This life-long San Francisco Giants fan will never forget, nearly a decade ago, walking for the first time into the then-new Giants ballpark south of Mission on the shores of China Basin. It was a lovely Saturday afternoon, the perfect day for baseball. Then the history hit me like an inside fastball you can’t seem to step away from.
Just inside one of the entrances to AT&T Park, Russ Hodges’ immortal words: “the Giants win the pennant, the Giants win the pennant, the Giants win the pennant, the Giants win the pennant” are stenciled on the wall. I can still feel the goose bumps.
Bobby Thomson, of course, hit his famous 1951 home run – the most famous home run in baseball history, some say – at the long gone Polo Grounds in New York, a continent away from China Basin. But so what?
As long as there are Giants and Giant fans and baseball fans, Thomson “shot heard round the world” will be the defining moment for the great franchise and as close as we are likely to have of a single defining moment for the great game.
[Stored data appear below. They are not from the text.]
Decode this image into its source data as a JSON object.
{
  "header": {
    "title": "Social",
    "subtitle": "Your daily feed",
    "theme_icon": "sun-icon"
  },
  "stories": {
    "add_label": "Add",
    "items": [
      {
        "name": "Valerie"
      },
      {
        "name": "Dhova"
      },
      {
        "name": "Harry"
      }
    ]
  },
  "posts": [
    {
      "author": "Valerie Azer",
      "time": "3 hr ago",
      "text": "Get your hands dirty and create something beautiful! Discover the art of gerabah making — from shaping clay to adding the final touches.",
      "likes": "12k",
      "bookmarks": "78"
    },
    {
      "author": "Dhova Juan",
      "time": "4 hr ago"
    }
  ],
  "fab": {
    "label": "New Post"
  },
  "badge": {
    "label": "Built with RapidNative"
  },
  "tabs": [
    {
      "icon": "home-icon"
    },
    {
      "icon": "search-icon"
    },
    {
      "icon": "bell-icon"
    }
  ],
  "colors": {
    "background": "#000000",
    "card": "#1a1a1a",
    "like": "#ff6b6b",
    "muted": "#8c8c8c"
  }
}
Bobby’s shot off the Dodgers’ Ralph Branca has followed the Giants from the weirdly shaped Polo Grounds to windy Candlestick to AT&T Park. It is just that kind of moment and has been since 1951.
Thomson has been remembered this week as a tough competitor, a man who wore his one real moment of fame with quiet dignity and as the hitter who will be forever linked with one pitcher for as long as there are baseball memories.
The great baseball writer Roger Angell remembered Thomson homer as the first “where were you” moment in the country since Pearl Harbor.
Imagine what it would be like to have your entire professional career – your entire life, really – defined by a couple of seconds captured in grainy black and white and in Hodges’ classic home run call? Thomson had a 15 year career, played for the Braves, Cubs, Red Sox and Orioles, as well as the Giants, hit .270 for his career, once lead the National League in triples – he hit 14 in 1952 – and was once traded for a pitcher named Al Schroll, but one swing at 3:58 pm on October 3, 1951 is all that really matters.
There have been other dramatic home runs – Bill Mazeroski actually won a World Series with a walk off in 1960 – but Thomson’s is still “the epic” home run. Maybe it was the time, the post-war, or the dramatic, late season comeback by the Giants, down by 14 games in August to the hated Dodgers, or maybe it was Hodges’ radio call: “There’s a long drive…it’s gonna be…I believe…”
Thomson once said “that time was frozen…it was a delicious, delicious moment.” It was, it is and it will always be.
It will always be Bobby Thomson, Number 23 on his jersey, that gracious swing, Pafko at the wall, 3:58 pm in a Polo Grounds of the mind.
My lovely, charming wife, no baseball fan she, but smart and insightful about everything, knew immediately when she walked in this morning, while I was composing this post, that I was writing about “Bobby Thomson and the home run.” Yup.
The great sportswriter Red Smith wrote some of the best lines about “the home run” when he said: “The art of fiction is dead. Reality has strangled invention. Only the utterly impossible, the inexpressively fantastic, can ever be plausible again.”
Bobby died this week. His home run – our home run – never will.